EDMC is one of the private sector's largest, most visible companies. What they have called their "blueprint for change" will certainly have influence. And it is all happening at a particularly important time.

Pick any survey, in virtually any industry, and it will say that America is experiencing a growing shortage of workers trained and ready to fill open positions. Now, compare that with the fact that private-sector institutions award the majority of all allied health and culinary arts credentials earned. They provide 38 percent of all electrician credentials and 40 percent of all vehicle maintenance and repair technology credentials. The list goes on.

Can the private sector do a better job of matching students and educational opportunities? Experience says: absolutely. Should we tear down the infrastructure and replace it with something else? Reality asks: why?

Based on recent political rhetoric and talking points, some would have you believe that the go-to solution would be to replace the private sector with free community college education — often pointing out the community college programs already offer many of the same programs as the private-sector schools. I would happily wrap my arms around that argument if the community college system was able to take on that responsibility. It's not.

Writing in the Sept. 17 issue of U.S. News and World Report, Judah Bellin, a higher-education policy researcher at the Manhattan Institute, said that the president's plan "mostly ignores an unfortunate truth about America’s community colleges. They're in bad shape. Without serious reform, it makes little sense to send more students to these institutions."

Administration estimates put the bill for strengthening the system at upward of $60 billion — a budget item you won't get from petty cash. The plan would cover 75 percent of student tuitions, with the states asked to kick in the rest. Those two facts alone, in a time of stretched state budgets, make the plan a long shot at best.

As an observer with a rooting interest in providing students with an education that enables jobs that change lives, it makes much more sense to allow the private-sector institutions to do their good work, making corrections where necessary and building on the innovation and nimbleness that is characteristic of the sector.
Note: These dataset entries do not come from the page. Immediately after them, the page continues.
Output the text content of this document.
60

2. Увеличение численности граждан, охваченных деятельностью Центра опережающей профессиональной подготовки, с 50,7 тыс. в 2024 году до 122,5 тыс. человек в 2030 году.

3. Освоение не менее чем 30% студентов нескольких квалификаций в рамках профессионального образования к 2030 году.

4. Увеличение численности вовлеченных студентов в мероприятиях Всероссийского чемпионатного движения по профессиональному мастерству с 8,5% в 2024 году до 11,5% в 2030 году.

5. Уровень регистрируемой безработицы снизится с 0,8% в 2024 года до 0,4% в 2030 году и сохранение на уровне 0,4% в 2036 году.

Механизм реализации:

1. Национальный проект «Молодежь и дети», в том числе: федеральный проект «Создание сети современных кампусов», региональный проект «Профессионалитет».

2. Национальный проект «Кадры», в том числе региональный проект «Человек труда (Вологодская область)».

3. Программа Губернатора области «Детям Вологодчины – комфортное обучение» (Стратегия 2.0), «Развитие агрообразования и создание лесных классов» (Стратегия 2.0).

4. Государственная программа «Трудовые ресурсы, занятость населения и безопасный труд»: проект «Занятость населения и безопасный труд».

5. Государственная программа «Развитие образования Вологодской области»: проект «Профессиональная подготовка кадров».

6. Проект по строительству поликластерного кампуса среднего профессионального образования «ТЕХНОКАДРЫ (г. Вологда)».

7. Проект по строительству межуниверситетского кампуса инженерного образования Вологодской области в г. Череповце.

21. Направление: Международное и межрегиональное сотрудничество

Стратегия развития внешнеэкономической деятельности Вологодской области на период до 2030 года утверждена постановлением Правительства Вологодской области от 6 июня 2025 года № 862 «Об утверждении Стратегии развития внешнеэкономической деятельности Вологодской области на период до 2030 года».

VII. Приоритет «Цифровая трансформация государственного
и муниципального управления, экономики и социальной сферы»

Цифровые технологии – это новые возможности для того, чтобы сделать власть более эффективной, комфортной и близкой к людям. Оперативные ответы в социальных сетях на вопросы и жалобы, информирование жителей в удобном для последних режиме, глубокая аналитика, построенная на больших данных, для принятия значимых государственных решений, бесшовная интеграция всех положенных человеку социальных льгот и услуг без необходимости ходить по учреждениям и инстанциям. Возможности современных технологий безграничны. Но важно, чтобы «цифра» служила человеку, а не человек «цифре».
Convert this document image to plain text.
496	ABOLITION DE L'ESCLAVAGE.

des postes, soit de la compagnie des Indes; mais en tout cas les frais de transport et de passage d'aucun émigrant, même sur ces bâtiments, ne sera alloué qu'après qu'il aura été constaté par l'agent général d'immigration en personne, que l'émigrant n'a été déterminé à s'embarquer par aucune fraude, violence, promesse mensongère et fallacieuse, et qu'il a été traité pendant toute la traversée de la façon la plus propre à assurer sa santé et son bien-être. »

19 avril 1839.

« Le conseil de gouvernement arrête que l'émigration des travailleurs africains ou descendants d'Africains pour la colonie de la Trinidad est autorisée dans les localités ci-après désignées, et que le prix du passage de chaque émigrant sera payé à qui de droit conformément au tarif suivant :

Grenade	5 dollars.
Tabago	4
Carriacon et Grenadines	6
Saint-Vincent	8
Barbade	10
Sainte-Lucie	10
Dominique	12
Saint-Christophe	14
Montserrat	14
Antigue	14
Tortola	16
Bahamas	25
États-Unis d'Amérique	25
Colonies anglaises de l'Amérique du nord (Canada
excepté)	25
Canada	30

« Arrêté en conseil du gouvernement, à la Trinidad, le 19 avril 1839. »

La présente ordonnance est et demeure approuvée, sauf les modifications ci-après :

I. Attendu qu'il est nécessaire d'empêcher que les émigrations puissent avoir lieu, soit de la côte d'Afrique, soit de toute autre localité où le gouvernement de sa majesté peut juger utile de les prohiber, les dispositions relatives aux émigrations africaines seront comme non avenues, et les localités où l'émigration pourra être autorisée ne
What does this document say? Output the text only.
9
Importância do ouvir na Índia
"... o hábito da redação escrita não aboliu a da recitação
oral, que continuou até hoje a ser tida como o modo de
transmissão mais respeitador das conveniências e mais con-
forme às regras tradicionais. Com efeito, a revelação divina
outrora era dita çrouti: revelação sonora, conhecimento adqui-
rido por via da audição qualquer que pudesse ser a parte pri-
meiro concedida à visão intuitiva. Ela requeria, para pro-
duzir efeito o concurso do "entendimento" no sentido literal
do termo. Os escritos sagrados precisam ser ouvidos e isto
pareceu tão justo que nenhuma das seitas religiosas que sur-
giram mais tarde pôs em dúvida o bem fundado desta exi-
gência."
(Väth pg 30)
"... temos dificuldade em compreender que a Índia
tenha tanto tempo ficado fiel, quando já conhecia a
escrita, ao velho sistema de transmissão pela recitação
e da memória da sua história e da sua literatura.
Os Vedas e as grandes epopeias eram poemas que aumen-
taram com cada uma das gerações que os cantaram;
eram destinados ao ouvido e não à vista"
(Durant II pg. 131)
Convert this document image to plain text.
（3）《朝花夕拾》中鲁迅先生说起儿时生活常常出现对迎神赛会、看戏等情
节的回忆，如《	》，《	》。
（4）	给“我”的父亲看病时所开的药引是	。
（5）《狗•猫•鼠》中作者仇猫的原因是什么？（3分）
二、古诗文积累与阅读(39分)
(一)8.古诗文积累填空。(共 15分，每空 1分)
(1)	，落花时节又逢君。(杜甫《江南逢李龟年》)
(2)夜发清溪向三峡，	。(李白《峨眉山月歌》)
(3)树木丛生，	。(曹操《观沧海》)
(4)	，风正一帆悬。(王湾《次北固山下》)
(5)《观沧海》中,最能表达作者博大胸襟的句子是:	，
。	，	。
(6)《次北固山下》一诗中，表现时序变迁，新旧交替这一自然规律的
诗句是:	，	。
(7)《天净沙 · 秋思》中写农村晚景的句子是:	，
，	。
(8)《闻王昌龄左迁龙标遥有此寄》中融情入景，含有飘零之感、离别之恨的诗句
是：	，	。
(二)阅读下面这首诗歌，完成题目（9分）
I believe EDMC should be commended for leading the sector in establishing greater accountability and transparency, and in doing a better job of helping students pursue the right education to enable the careers they choose and the lives they want to lead.

The company has taken a big step that I believe others in the sector can — and must — follow.

This piece has been slightly revised.

Alford is the co-founder, president and CEO of the National Black Chamber of Commerce.